Stewardship

Message #3

March 1, 2023
Rev. Randy Booth

Stewardship is focusing on God as we use the gifts God has given us: money, time, and talents. Because God has created everything, nothing belongs to us.


We are caretakers of someone else’s belongings. We are stewards, and neither owners nor hoarders.


Now, picture the scene. Thousands of people were gathered around Jesus, stepping on one another to get close. He was teaching against the hypocrisy of the Pharisees when someone from the crowd called out, “Teacher, please tell my brother to divide our father’s estate with me.”


Jesus declined to get involved by saying, “Beware! Guard against every kind of greed. Life is not measured by how much you own.” (Luke 12:15)


This raises the question, “If life’s not measured by how much you own, what is it measured by?”


You could ask the man whose brother wouldn’t divide their father’s estate.

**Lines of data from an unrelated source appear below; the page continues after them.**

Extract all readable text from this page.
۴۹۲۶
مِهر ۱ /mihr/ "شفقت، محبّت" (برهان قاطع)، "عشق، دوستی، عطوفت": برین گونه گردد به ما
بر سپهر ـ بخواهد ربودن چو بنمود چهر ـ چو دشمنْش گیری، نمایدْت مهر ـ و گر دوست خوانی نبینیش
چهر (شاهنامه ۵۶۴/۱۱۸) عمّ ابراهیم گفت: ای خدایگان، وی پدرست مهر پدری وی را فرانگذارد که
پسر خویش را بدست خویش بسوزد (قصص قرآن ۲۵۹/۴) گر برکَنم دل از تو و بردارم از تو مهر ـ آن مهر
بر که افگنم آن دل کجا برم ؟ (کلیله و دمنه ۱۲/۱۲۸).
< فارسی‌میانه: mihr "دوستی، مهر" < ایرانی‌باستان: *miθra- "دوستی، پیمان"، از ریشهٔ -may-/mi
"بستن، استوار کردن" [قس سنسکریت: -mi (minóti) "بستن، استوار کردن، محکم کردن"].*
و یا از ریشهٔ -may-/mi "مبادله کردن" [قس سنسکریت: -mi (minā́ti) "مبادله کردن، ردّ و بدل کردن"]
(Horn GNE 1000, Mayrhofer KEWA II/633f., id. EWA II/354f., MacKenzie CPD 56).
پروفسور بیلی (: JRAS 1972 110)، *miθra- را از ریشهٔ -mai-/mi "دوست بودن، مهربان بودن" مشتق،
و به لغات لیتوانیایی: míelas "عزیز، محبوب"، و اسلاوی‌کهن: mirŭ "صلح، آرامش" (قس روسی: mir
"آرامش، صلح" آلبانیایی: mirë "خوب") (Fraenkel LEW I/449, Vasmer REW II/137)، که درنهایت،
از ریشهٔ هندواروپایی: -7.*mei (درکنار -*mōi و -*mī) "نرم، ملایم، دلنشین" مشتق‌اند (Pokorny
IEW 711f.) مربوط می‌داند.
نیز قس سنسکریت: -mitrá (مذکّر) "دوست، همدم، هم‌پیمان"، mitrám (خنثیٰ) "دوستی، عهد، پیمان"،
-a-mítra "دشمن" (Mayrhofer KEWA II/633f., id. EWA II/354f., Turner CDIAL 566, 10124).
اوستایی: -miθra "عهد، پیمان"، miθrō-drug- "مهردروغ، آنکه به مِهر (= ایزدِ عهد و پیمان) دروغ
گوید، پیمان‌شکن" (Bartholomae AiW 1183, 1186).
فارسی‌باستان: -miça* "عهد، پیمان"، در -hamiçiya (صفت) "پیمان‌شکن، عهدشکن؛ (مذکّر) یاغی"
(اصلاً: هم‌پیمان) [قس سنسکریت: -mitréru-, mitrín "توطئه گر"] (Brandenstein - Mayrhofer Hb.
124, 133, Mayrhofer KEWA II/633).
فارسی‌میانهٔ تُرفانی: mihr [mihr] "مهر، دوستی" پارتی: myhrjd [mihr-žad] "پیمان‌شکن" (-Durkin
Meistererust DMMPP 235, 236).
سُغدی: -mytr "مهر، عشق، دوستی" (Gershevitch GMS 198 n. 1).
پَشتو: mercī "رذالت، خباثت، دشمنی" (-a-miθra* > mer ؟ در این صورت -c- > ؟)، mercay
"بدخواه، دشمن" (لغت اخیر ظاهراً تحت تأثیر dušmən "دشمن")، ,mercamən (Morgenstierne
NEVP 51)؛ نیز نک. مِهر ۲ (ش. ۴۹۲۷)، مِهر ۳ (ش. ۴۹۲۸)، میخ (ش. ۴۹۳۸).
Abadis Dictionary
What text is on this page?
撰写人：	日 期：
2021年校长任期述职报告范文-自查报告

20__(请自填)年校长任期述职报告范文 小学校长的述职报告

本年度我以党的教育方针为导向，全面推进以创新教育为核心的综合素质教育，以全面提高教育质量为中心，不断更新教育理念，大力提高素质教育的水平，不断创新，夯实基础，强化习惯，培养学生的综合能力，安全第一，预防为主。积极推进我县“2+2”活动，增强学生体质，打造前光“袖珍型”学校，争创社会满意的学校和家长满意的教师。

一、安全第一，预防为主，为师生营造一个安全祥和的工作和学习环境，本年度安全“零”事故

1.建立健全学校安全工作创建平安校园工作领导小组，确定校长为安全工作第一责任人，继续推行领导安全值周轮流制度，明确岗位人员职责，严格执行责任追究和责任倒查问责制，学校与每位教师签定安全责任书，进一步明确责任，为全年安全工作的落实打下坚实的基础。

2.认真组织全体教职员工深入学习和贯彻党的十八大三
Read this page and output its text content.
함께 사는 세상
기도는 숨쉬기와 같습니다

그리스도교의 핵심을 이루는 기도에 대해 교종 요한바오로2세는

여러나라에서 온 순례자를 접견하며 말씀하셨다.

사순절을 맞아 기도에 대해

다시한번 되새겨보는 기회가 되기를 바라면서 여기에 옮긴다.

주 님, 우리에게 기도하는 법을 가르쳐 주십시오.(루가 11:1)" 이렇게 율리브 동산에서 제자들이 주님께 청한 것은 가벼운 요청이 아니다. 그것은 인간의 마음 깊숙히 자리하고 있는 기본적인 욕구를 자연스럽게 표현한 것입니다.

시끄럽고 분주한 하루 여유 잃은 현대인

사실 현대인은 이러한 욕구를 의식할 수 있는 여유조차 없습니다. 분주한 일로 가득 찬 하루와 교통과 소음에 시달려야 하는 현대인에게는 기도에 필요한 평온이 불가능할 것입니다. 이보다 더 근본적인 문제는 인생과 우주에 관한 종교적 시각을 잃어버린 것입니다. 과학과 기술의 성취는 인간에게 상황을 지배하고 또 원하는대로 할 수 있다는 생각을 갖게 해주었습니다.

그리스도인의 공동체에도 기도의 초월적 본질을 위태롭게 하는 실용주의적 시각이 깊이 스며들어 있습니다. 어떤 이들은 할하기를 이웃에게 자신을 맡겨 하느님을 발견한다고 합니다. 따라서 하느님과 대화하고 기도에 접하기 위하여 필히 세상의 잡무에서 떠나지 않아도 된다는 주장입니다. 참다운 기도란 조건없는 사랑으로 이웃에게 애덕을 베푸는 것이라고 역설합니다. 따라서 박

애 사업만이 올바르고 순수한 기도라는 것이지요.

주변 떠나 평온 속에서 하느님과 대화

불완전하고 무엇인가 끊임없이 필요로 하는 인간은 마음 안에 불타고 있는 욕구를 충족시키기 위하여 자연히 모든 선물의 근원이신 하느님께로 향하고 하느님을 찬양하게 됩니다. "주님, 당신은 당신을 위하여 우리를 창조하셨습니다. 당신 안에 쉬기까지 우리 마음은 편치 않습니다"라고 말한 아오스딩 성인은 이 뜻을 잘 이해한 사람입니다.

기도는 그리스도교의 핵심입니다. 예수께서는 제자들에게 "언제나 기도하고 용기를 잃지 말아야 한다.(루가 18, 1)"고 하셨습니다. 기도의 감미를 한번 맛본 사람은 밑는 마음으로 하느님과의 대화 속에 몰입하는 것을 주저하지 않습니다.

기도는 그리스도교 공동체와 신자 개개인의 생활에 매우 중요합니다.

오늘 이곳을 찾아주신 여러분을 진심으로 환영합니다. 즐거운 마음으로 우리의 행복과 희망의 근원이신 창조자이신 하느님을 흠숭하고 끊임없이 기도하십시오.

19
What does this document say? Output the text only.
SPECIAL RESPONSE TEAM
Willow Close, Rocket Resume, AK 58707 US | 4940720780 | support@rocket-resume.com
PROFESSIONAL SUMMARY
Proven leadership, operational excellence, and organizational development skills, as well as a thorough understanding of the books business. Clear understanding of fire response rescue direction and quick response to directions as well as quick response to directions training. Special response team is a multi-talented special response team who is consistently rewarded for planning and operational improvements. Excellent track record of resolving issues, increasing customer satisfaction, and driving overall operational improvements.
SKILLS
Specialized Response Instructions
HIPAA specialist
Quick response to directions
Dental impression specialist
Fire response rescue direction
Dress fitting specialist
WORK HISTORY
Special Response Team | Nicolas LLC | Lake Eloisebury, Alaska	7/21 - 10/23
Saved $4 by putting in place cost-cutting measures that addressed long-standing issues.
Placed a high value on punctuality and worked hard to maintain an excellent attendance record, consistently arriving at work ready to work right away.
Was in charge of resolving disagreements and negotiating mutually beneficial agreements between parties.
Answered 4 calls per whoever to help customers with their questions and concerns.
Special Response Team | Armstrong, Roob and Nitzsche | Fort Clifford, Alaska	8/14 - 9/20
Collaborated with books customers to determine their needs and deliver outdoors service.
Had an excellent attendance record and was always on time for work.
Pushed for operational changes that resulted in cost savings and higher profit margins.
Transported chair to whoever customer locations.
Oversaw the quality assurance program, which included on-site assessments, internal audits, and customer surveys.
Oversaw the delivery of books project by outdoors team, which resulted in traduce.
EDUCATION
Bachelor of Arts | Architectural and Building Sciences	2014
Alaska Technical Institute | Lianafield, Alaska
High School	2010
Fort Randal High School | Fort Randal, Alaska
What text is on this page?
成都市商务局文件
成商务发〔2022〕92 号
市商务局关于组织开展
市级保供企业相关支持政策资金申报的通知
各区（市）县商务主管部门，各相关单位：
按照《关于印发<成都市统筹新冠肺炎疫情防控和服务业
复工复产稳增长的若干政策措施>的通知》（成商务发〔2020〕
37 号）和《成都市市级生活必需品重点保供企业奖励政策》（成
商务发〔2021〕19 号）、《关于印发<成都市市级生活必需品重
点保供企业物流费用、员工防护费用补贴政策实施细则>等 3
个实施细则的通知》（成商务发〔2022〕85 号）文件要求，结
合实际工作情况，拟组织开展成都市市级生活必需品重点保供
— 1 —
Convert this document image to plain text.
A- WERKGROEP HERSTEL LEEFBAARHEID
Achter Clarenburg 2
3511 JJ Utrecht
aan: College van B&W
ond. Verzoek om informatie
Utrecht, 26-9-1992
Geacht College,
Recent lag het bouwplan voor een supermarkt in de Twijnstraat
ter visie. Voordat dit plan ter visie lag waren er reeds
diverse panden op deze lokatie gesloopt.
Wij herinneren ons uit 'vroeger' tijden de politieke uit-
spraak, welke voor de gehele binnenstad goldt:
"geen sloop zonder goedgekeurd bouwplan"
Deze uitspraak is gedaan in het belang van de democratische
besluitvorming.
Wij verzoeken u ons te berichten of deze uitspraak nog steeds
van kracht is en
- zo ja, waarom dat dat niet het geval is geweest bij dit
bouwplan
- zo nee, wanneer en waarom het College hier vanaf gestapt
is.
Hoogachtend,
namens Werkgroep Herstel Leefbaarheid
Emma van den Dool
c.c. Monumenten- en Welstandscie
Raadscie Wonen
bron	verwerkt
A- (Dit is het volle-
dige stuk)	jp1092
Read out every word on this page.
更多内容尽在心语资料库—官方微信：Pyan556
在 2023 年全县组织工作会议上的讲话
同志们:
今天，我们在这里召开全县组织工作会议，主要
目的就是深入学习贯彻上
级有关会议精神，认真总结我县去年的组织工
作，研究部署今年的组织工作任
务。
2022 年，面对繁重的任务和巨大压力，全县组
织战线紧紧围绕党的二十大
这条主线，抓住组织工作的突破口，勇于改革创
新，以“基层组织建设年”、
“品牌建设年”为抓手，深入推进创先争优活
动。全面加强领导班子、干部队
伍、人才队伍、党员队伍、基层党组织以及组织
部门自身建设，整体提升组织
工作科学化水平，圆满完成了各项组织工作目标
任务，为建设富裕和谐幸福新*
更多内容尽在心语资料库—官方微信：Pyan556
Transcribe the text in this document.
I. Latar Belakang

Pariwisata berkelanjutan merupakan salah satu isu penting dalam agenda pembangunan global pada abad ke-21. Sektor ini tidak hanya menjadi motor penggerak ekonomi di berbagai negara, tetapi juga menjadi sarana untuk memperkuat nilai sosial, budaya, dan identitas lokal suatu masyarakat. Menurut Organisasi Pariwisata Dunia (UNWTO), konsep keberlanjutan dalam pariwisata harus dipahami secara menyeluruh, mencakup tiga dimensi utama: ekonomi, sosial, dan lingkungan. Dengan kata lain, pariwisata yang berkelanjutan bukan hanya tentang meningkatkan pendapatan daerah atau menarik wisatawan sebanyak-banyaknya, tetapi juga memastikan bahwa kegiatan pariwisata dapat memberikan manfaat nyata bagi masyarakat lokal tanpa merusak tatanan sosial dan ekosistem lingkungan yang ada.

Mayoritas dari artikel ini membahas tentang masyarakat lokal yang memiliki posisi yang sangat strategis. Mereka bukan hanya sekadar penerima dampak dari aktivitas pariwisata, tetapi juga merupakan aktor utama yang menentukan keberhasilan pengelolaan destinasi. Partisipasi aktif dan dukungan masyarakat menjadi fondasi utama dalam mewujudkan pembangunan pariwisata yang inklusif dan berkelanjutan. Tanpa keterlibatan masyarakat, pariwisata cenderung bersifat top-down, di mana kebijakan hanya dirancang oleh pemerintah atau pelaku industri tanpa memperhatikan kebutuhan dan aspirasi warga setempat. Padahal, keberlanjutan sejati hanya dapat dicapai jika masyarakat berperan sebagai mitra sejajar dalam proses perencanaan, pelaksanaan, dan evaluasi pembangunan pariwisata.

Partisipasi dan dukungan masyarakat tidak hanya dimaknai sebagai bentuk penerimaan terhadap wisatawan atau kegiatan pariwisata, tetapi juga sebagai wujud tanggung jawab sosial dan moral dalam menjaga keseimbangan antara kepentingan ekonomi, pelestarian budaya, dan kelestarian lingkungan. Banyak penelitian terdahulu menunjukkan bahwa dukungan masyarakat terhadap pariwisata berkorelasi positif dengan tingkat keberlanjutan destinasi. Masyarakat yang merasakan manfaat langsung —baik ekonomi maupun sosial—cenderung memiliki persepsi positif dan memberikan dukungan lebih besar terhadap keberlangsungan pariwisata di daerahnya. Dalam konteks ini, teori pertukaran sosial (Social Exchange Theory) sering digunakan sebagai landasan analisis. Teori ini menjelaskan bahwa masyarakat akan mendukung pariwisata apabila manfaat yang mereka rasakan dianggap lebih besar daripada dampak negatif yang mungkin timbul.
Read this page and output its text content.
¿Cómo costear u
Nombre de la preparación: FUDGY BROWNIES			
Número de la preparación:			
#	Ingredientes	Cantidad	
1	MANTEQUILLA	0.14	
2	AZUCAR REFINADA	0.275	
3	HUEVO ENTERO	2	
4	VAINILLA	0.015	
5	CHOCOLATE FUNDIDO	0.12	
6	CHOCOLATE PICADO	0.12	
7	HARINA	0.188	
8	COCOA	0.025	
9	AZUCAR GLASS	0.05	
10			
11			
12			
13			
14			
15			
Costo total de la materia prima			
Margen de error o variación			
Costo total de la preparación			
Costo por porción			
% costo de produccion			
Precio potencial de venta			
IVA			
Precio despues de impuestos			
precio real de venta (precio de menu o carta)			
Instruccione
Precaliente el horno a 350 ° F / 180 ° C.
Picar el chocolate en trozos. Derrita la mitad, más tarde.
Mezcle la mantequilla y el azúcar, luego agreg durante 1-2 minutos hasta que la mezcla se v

No, don’t ask the brother, ask their deceased father. All his wealth didn’t have the power to add a day to his life. He couldn’t buy anything to prevent his death. So why does that man want access to the same thing that failed his father? Jesus gives an uncompromising response. “Guard against every kind of greed.”


God has designed our hearts to tell us what’s valuable, what’s satisfying. Sin distorts those values. Money is a tool that helps us build satisfaction, but it is not the satisfaction itself. In Christ, there is great satisfaction in the things money cannot buy.


That’s why they say that if you’re unhappy before you win the lottery, you’ll be unhappy if you were to win it. It’s not just greed that’s a heart issue, not a financial issue.


So is happiness. So is holiness. Right? Holiness is not a financial issue, it’s a heart issue.


Or another way to put it is, “Greed is having one-way pockets.” When money itself becomes the purpose of living or the definition of happiness, we cut out God.


God created us to be satisfied in him, the Creator, not the stuff of creation.


Sharing and giving brings a satisfaction that money cannot buy.


We don’t know if that man found another arbiter to settle the estate with his brother. We don’t know if he found Jesus’ teaching about greed truthful and started measuring life by spiritual things.


We simply know that’s our choice today.


Greed – those one-way pockets – greed that lies and tells us our value is wrapped up in the stuff we own (and what our children might fight over because we cannot take it when we die).


Or… stewardship – two-way pockets – that leads us to what is the true measure of life, a life rich in God.

Greed is having one-way pockets.

Stewardship is having two-way pockets.


“Beware! Guard against every kind of greed.

Life is not measured by how much you own.”